Sundowners the first night are in a spot not far from the lions, in an open area surrounded by fan palms. The sun sets, silhouetting the palms. A sliver of a moon appears, as does Venus. Later, back at the camp, the night sky is full of stars. We’ve learned some of the southern hemisphere constellations from our guides. We can find true south using the Southern Cross.

Next morning, we head for an Ndebele village. Ngoma is a collection of huts, a few shops, a grain mill, a water well, and a primary school. We spend most of our time at the school. Joyful, enthusiastic, friendly, energetic children sing and dance for us. Their teacher tells us they are always this way and not just putting on a show for visitors. Some of the kids walk 7 km to and from school, often arriving hungry. We admire their determination and positive attitudes.

On the way to the village we see a herd of wildebeest, noticing that they are very alert and all facing the same direction. We’ve learned to look for whatever they are looking at. Craig spots the male lion first. He is moving through the tall grass. Maybe 500 meters away. I’m sure Craig & Elliott are hoping the lion goes after one of the wildebeest. I am hoping not. I’m relieved when he perches next to a termite mound, a good spot for keeping an eye on his kingdom.

We also see zebra at a water hole. Gorgeous in the early morning light. And more elephant. Always more elephant!! Back at the camp after lunch they surround our tent. I count 20 and then stop counting.

For the past month we have been mostly in the company of animals and have come to appreciate their adaptability, their stoicism, their respect for the laws of nature. Next stop: Maputo, Mozambique. A short flight in a small plane back to Victoria Falls, then a flight to Johannesburg and then another to Maputo. It is a big city and we look forward to some urban time. Will miss the wild, though.

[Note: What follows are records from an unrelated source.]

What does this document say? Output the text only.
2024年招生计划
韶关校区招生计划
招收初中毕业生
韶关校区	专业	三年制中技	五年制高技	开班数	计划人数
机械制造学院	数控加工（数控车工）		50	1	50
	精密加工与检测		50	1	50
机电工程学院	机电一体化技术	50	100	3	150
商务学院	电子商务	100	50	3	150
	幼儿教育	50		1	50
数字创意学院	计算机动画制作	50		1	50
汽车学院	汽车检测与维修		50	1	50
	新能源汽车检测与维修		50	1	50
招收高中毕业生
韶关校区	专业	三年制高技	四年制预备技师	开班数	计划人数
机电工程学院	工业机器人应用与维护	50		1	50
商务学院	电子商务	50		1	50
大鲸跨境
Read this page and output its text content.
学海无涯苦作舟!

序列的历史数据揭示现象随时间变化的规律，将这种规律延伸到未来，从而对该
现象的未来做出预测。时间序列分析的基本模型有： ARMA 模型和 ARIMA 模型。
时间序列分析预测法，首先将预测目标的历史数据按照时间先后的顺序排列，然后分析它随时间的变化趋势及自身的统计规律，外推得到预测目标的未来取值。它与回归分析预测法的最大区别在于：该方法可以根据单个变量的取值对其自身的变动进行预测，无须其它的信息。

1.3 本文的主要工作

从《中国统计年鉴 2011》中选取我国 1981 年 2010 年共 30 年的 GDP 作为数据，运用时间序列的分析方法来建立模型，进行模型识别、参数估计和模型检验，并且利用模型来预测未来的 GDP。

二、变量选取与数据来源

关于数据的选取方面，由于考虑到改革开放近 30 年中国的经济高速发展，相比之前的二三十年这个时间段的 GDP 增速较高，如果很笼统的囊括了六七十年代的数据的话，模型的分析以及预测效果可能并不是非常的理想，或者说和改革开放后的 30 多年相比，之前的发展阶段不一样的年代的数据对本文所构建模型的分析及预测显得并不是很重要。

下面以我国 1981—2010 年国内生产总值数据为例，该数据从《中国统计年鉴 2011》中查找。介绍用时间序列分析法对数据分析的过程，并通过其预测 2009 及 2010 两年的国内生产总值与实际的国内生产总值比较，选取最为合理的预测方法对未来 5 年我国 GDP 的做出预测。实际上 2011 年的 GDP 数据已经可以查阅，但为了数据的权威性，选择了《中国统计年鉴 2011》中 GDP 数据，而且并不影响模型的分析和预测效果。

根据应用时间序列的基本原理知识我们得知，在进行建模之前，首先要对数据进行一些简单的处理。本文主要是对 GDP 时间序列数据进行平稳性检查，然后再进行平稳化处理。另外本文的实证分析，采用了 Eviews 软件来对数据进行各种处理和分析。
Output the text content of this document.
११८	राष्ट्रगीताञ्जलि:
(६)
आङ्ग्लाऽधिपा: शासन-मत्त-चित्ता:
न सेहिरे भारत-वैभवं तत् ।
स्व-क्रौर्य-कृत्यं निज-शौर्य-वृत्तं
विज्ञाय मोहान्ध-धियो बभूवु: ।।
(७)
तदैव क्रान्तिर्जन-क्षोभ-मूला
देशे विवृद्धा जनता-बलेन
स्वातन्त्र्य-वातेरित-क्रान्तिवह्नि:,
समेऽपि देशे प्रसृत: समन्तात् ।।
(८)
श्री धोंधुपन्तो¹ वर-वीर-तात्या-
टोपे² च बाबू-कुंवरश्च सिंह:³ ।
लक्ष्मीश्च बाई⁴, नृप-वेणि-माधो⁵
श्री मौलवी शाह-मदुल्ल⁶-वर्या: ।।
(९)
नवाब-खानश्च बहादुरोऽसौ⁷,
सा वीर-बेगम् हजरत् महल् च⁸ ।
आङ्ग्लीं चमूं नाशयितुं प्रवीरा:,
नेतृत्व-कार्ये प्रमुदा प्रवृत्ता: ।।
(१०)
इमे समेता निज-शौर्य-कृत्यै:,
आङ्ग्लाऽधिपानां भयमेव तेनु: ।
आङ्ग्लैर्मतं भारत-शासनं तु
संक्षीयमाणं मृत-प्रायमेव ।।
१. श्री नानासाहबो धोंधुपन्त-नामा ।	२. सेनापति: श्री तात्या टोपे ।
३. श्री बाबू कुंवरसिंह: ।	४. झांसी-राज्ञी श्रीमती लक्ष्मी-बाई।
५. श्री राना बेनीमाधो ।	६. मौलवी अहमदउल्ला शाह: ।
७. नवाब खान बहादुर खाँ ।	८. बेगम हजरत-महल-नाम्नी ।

As I write, the water hole gets noisy. Some zebra are gambolling, nipping at each other. The baboons are awake. The dominant male barks hoarsely, the little ones chatter back. Mom silently watches. Three large elephant, probably female, with a mid-sized junior and two babies arrive. The babies immerse themselves in the water. One of the mothers rolls in the mud. Reflexively I go for my camera, but the battery is in the recharger. And the light is fading. Too little for a good photo. Best to just sit and take in the sight and sound of animals enjoying themselves.